Quand on est croyant, même à la façon du Diable qui ne peut s’empêcher de l’être dans son enfer, quoiqu’il en frémisse de rage[1], il n’est pas possible d’être indifférent pour les Saints, parce qu’ils sont les membres vivants de Jésus-Christ, et qu’en cette qualité ils appellent invinciblement ou le Thabor ou le Calvaire. Même dans cette noble ville de Gênes qui nous intéresse en ce moment, cette monstrueuse sorte d’indifférence n’exista jamais. Il y a une quarantaine d’années, la grandeur religieuse de Colomb y était parfaitement inconnue. Les Génois étaient à peu près sûrs qu’il avait découvert l’Amérique, et ils le tenaient sans doute pour un assez intéressant navigateur, dont ils ne sentaient pas autrement le besoin de s’enorgueillir. D’ailleurs, le lieu de sa naissance n’était pas absolument certain et on pouvait contester encore qu’il eût été, à une époque quelconque de sa vie, citoyen génois. Mais si, au contraire, la sainteté héroïque de cet enrichisseur de l’Espagne eût été connue et démontrée, comme elle l’est aujourd’hui, on doit équitablement conjecturer que les Génois se fussent immédiatement passionnés pour ou contre lui, malgré l’incertitude apparente de son origine. Au surplus, ce qui se passe en ce moment me dispense de prolonger cette digression. Voici les faits.

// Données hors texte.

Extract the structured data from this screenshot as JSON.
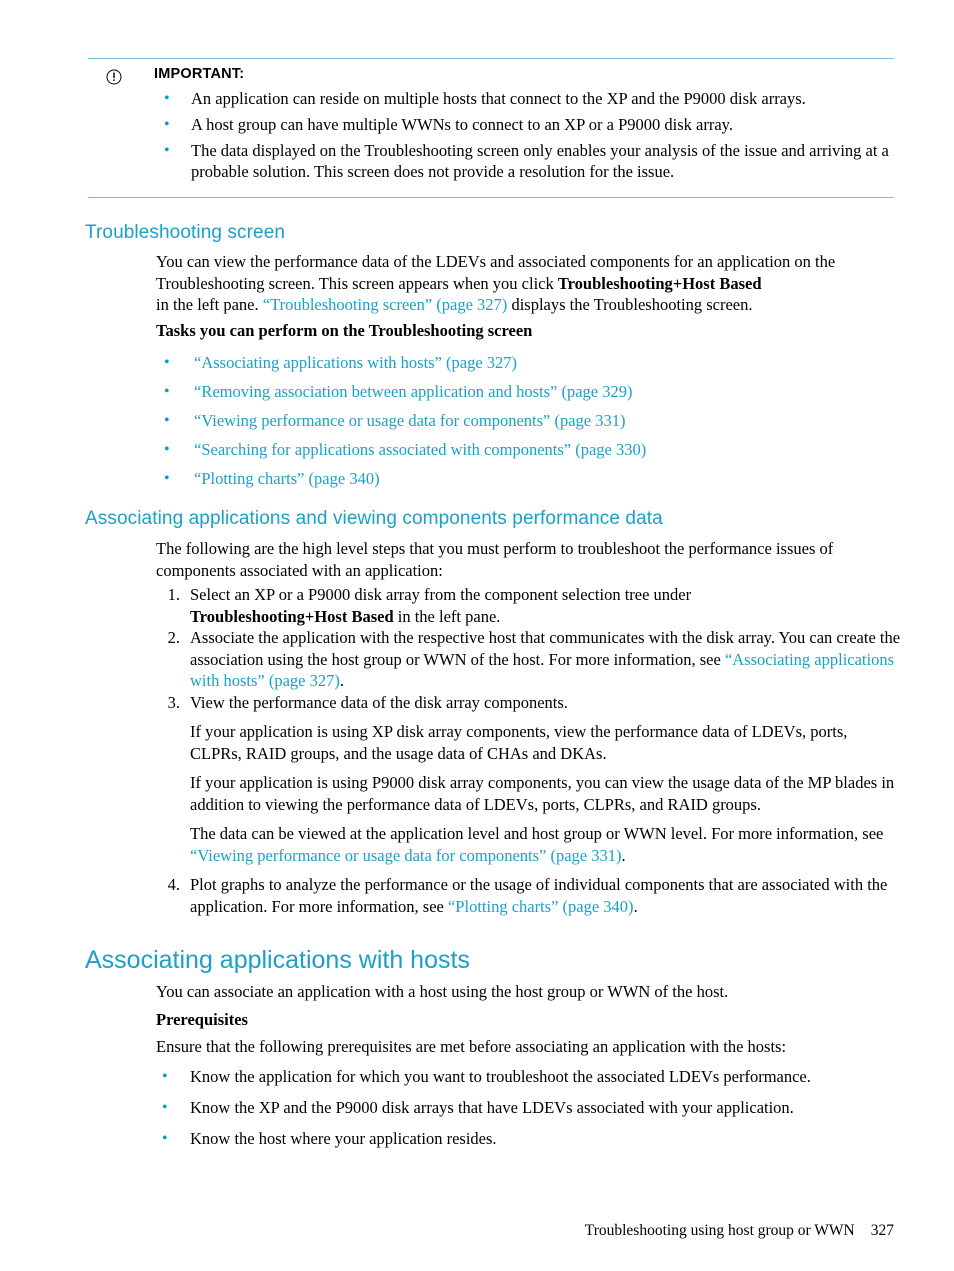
{
  "admonition": {
    "icon": "important-icon",
    "title": "IMPORTANT:",
    "items": [
      "An application can reside on multiple hosts that connect to the XP and the P9000 disk arrays.",
      "A host group can have multiple WWNs to connect to an XP or a P9000 disk array.",
      "The data displayed on the Troubleshooting screen only enables your analysis of the issue and arriving at a probable solution. This screen does not provide a resolution for the issue."
    ]
  },
  "sections": {
    "troubleshooting_screen": {
      "heading": "Troubleshooting screen",
      "para1_a": "You can view the performance data of the LDEVs and associated components for an application on the Troubleshooting screen. This screen appears when you click ",
      "para1_bold1": "Troubleshooting",
      "para1_plus": "+",
      "para1_bold2": "Host Based",
      "para1_b": "in the left pane. ",
      "para1_link": "“Troubleshooting screen” (page 327)",
      "para1_c": " displays the Troubleshooting screen.",
      "tasks_heading": "Tasks you can perform on the Troubleshooting screen",
      "task_links": [
        "“Associating applications with hosts” (page 327)",
        "“Removing association between application and hosts” (page 329)",
        "“Viewing performance or usage data for components” (page 331)",
        "“Searching for applications associated with components” (page 330)",
        "“Plotting charts” (page 340)"
      ]
    },
    "associating_and_viewing": {
      "heading": "Associating applications and viewing components performance data",
      "intro": "The following are the high level steps that you must perform to troubleshoot the performance issues of components associated with an application:",
      "step1_a": "Select an XP or a P9000 disk array from the component selection tree under ",
      "step1_bold1": "Troubleshooting",
      "step1_plus": "+",
      "step1_bold2": "Host Based",
      "step1_b": " in the left pane.",
      "step2_a": "Associate the application with the respective host that communicates with the disk array. You can create the association using the host group or WWN of the host. For more information, see ",
      "step2_link": "“Associating applications with hosts” (page 327)",
      "step2_b": ".",
      "step3": "View the performance data of the disk array components.",
      "step3_p1": "If your application is using XP disk array components, view the performance data of LDEVs, ports, CLPRs, RAID groups, and the usage data of CHAs and DKAs.",
      "step3_p2": "If your application is using P9000 disk array components, you can view the usage data of the MP blades in addition to viewing the performance data of LDEVs, ports, CLPRs, and RAID groups.",
      "step3_p3_a": "The data can be viewed at the application level and host group or WWN level. For more information, see ",
      "step3_p3_link": "“Viewing performance or usage data for components” (page 331)",
      "step3_p3_b": ".",
      "step4_a": "Plot graphs to analyze the performance or the usage of individual components that are associated with the application. For more information, see ",
      "step4_link": "“Plotting charts” (page 340)",
      "step4_b": "."
    },
    "associating_with_hosts": {
      "heading": "Associating applications with hosts",
      "intro": "You can associate an application with a host using the host group or WWN of the host.",
      "prereq_heading": "Prerequisites",
      "prereq_intro": "Ensure that the following prerequisites are met before associating an application with the hosts:",
      "prereq_items": [
        "Know the application for which you want to troubleshoot the associated LDEVs performance.",
        "Know the XP and the P9000 disk arrays that have LDEVs associated with your application.",
        "Know the host where your application resides."
      ]
    }
  },
  "footer": {
    "text": "Troubleshooting using host group or WWN",
    "page_number": "327"
  },
  "colors": {
    "link": "#1ba0c8",
    "bullet": "#00a0c6",
    "rule": "#7fbfd4"
  }
}
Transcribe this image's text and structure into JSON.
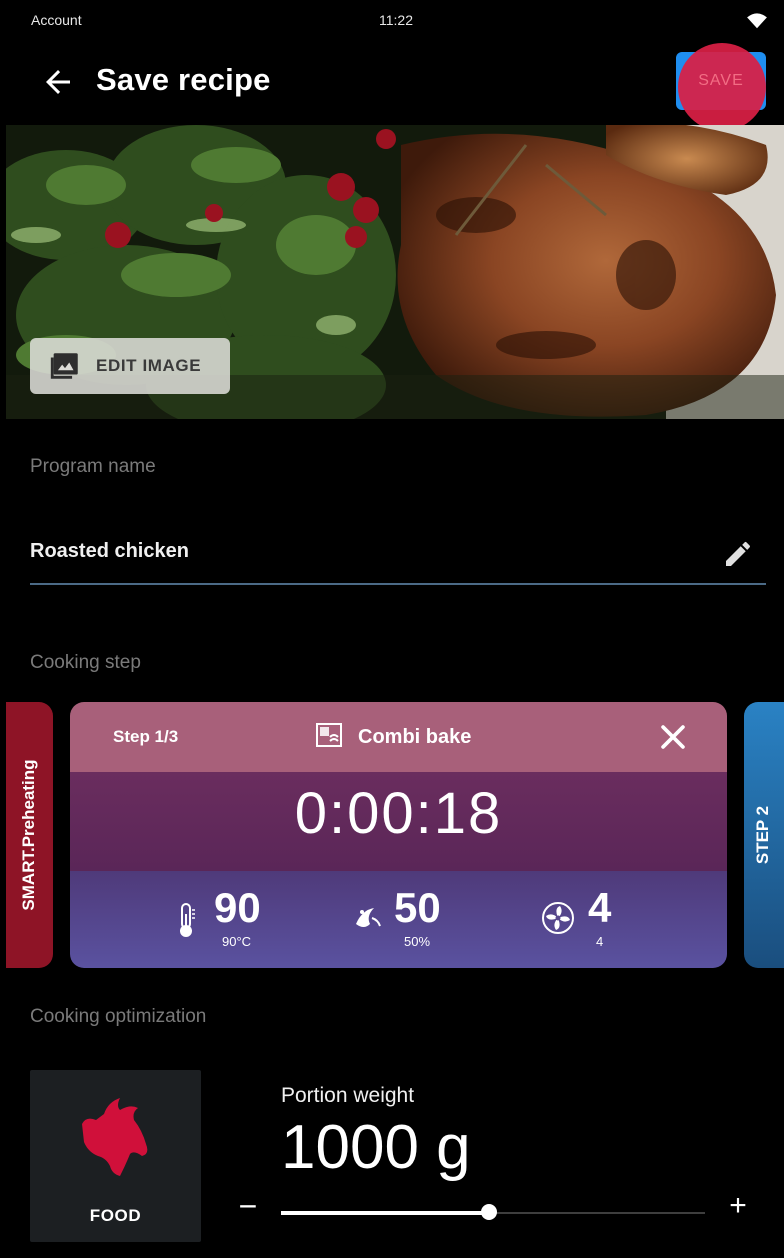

Le Pape Pie IX entrevoit par une intuition supérieure la Sainteté ignorée et méconnue, pendant près de quatre siècles, de Christophe Colomb. Aussi, à peine remis des agitations révolutionnaires du commencement de son Pontificat, il charge le Comte Roselly de Lorgues

  1. « Demones credunt et contremiscunt. » — Jac. I, 12.